All of the music I wrote between 1993 and 2001. It's stacked as high as a Mexican Coke bottle and I know a few pieces are missing from the pile; it's also double-sided.

At one time in my life, I wrote a lot of music. So much so, that I worked on 2-3 projects all at once. Now, this was in the good ol’ days—between the ages of 14 and 24. Right now, I’m 36. It didn’t matter what I wrote, who I wrote it for, or how big or how small the piece was, or whether I finished it or not—I simply wrote it. Needless to say, I wrote a lot of fucking music in a period of 10 or so years. If you printed all of it, double-sided, and stacked it up, its about as tall as a Mexican Coke bottle. All in all, about 3,000 pages or several days worth of music.

I was prolific. At some point, I became obsessed with the idea that I could write any thing, in any period of time. Chamber music led to hours-long pieces, that led to bigger pieces: concerti and orchestra shit. A musical. A 74-minute long viola piece to a silent film. Endless ideas and endless opportunities. I found myself constantly trying to outdo myself.  Until one day, I did. I was never able to recover.

The winter of 2005. I was attempting to write, stage, direct and conduct an opera I was so desperately trying to finish. The opera, Beckett, envisions a future in which the composer Anton Webern was not shot by the hands of an American soldier in a post-war snafu, but instead flourished as a hipster composer in Williamsburg during the early part of the 21st century. (Aye, some dramatic license, I know.) In my opera, Anton Webern is murdered by his girlfriend, arresting his prolific and destined-for-greatness lifestyle. It is as if at the very moment where Webern is about to write his greatest work (in this case, his Sinfonie), he is killed off by a partner jealous of his megalomaniacal ambition.
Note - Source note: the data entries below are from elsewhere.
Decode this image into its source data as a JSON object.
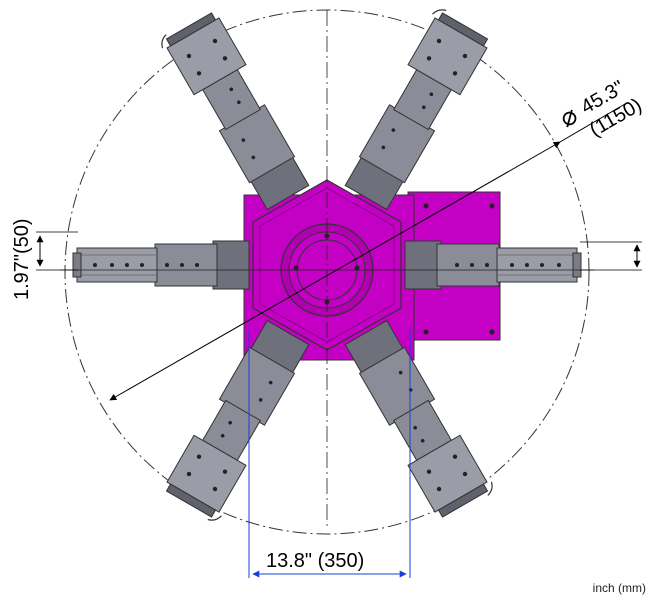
{
  "diameter": {
    "symbol": "⌀",
    "inch": "45.3\"",
    "mm": "(1150)"
  },
  "arm_width_dim": "1.97\"(50)",
  "hub_width_dim": "13.8\" (350)",
  "units_note": "inch (mm)",
  "colors": {
    "hub": "#c400c4",
    "hub_dark": "#8a008a",
    "arm": "#8a8d98",
    "arm_dark": "#5f626c",
    "dim_line_blue": "#1a3fd6"
  }
}
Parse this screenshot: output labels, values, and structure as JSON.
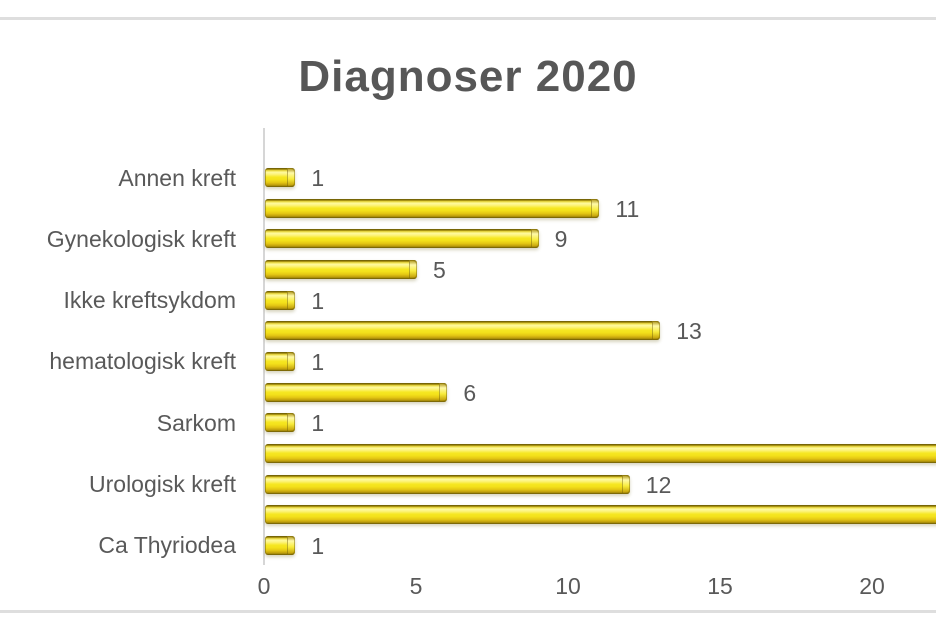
{
  "page": {
    "background_color": "#ffffff",
    "rule_color": "#dedede",
    "text_color": "#595959"
  },
  "chart_data": {
    "type": "bar",
    "orientation": "horizontal",
    "title": "Diagnoser 2020",
    "title_color": "#575757",
    "bar_color": "#f6e722",
    "bar_highlight_color": "#fffaa0",
    "bar_edge_color": "#6e5d05",
    "axis_line_color": "#d6d6d6",
    "grid": false,
    "legend": false,
    "x_ticks": [
      "0",
      "5",
      "10",
      "15",
      "20"
    ],
    "x_axis_visible_max": 22.1,
    "note": "Two bars extend past the right edge of the visible image; their values and data labels are cut off.",
    "rows": [
      {
        "label": "Annen kreft",
        "value": 1,
        "data_label": "1",
        "clipped": false
      },
      {
        "label": "",
        "value": 11,
        "data_label": "11",
        "clipped": false
      },
      {
        "label": "Gynekologisk kreft",
        "value": 9,
        "data_label": "9",
        "clipped": false
      },
      {
        "label": "",
        "value": 5,
        "data_label": "5",
        "clipped": false
      },
      {
        "label": "Ikke kreftsykdom",
        "value": 1,
        "data_label": "1",
        "clipped": false
      },
      {
        "label": "",
        "value": 13,
        "data_label": "13",
        "clipped": false
      },
      {
        "label": "hematologisk kreft",
        "value": 1,
        "data_label": "1",
        "clipped": false
      },
      {
        "label": "",
        "value": 6,
        "data_label": "6",
        "clipped": false
      },
      {
        "label": "Sarkom",
        "value": 1,
        "data_label": "1",
        "clipped": false
      },
      {
        "label": "",
        "value": null,
        "data_label": "",
        "clipped": true
      },
      {
        "label": "Urologisk kreft",
        "value": 12,
        "data_label": "12",
        "clipped": false
      },
      {
        "label": "",
        "value": null,
        "data_label": "",
        "clipped": true
      },
      {
        "label": "Ca Thyriodea",
        "value": 1,
        "data_label": "1",
        "clipped": false
      }
    ]
  }
}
 October 2003 — way earlier than the time period in question. This is a Polaroid selfie (retronymically) of me holding the first 100 pages of  Beckett.  This is in my apartment on Thayer St. in Rochester, NY.

October 2003 — way earlier than the time period in question. This is a Polaroid selfie (retronymically) of me holding the first 100 pages of Beckett. This is in my apartment on Thayer St. in Rochester, NY.

Somewhere in those months of endless composing, rehearsing and over-thinking, my brain reached this “does-not-compute” moment. I remember it so clearly: sitting at my drafting table, orchestrating out a song of love and rage on giant fucking staff paper. It was the middle of one of those snowy and cold Rochester nights, drinking an Old Vienna; I probably hadn’t showered in days. I was going through an awful breakup. I was poor. I wanted the opera to be finished. 

In that hour, I contemplated: "Who the fuck was I, a white-male-suburbanite composer, doing writing a work with its formal and dramatic tentacles in the past? I’m 23 years old—I have no connection to the 18th century". I had a flip phone—a new MySpace account—a car. I listen to Radiohead, Autechre, Patsy Cline. I saw the birth of Hip Hop, of Cable News, of the Internet. W is president. 9/11 is 2 years in the past. In this day and age, who fucking cares about chamber music? Who cares about piano music? Who cares about an opera? I liked music that had a regular pulse, was tonal/modal, was relevant. Opera is irrelevant. Chamber music is irrelevant. Art music is irrelevant. I am irrelevant".

"On the other hand, I've already spent 7 years in college (Bachelors and Masters). I've accrued considerable debt. I feel that I am destined for this career that a lot of people, including myself, pushed me to achieve. It is what I am meant to do".

In that moment, I was totally fucked.